Cost-effectivenesss of highly-accurate clocks for NTP

Lamar Owen lowen at pari.edu
Sat May 14 14:50:41 UTC 2016


On 05/13/2016 03:39 PM, Eric S. Raymond wrote:
> Traditionally dedicated time-source hardware like rubidium-oscillator 
> GPSDOs is sold on accuracy, but for WAN time service their real draw 
> is long holdover time with lower frequency drift that you get from the 
> cheap, non-temperature-compensated quartz crystals in your PC. There 
> is room for debate about how much holdover you should pay for, but 
> you'll at least be thinking more clearly about the problem if you 
> recognize that you *should not* buy expensive hardware for accuracy. 
> For WAN time service, in that price range, you're wither buying 
> holdover and knowing you're doing so or wasting your money. 

Eric,

Thanks for the pointers; nice information.
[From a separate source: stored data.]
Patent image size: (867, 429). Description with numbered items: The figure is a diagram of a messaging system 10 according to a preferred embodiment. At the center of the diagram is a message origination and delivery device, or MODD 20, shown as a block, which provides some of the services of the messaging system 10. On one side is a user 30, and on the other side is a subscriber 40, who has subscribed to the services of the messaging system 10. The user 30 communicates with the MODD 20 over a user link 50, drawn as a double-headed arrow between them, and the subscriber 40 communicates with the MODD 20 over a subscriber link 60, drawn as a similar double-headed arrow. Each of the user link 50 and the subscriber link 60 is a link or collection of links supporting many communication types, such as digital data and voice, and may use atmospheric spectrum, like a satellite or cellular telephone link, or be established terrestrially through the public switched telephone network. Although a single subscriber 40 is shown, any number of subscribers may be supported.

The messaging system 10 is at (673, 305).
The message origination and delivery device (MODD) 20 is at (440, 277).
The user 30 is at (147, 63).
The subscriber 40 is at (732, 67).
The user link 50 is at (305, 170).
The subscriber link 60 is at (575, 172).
A cheap way to get a WAN frequency standard is to use a WAN that is 
delivered over something derived from the telco's synchronous network; a 
POS on an OC3 with the clock set to network has an exceptionally stable 
frequency standard available.  Less expensive, get a voice T1 trunk 
delivered (robbed-bit signaled will typically be less expensive than 
PRI) and grab clock from that; tarriffs for RBS T1/fractional T1 around 
here at least are less than an analog POTS line).  Very stable.  The 
plesiochronous digital hierarchy on copper or synchronous digital 
hierarchy/SONET on fiber have cesium clocks behind them, and you can get 
that stability by doing clock recovery on those WAN circuits.  Back when 
this was the most common WAN technology frequency standards were there 
for the taking; Ethernet, on the other hand, not so much.

But a nice catch on using the isochronous nature of USB.  Cheap webcams 
also take advantage of the isochronous transfer mode.  Do note that 
isochronous is often not supported in USB-passthrough for 
virtualization, though.  But you shouldn't use a VM to do timing, 
either. :-)

Now I'm looking for myself one of those Navisys devices you 
mentioned..... do any of them have external antenna inputs, say on an 
SMA connector (MCX is in my experience just too fragile) with a bias tee 
to drive phantom to an active antenna?  The quick search I did seemed to 
indicate that the three you mentioned are self-contained with their own 
smart antenna.  External antenna input would be required here, where we 
use timing-grade GPS antennas to feed our Z3816's.  But for straight 
1PPS and GPS timecode, dealing with the Z3816's complexity is overkill.

Thanks again for the info; looking forward to seeing how NTPsec develops.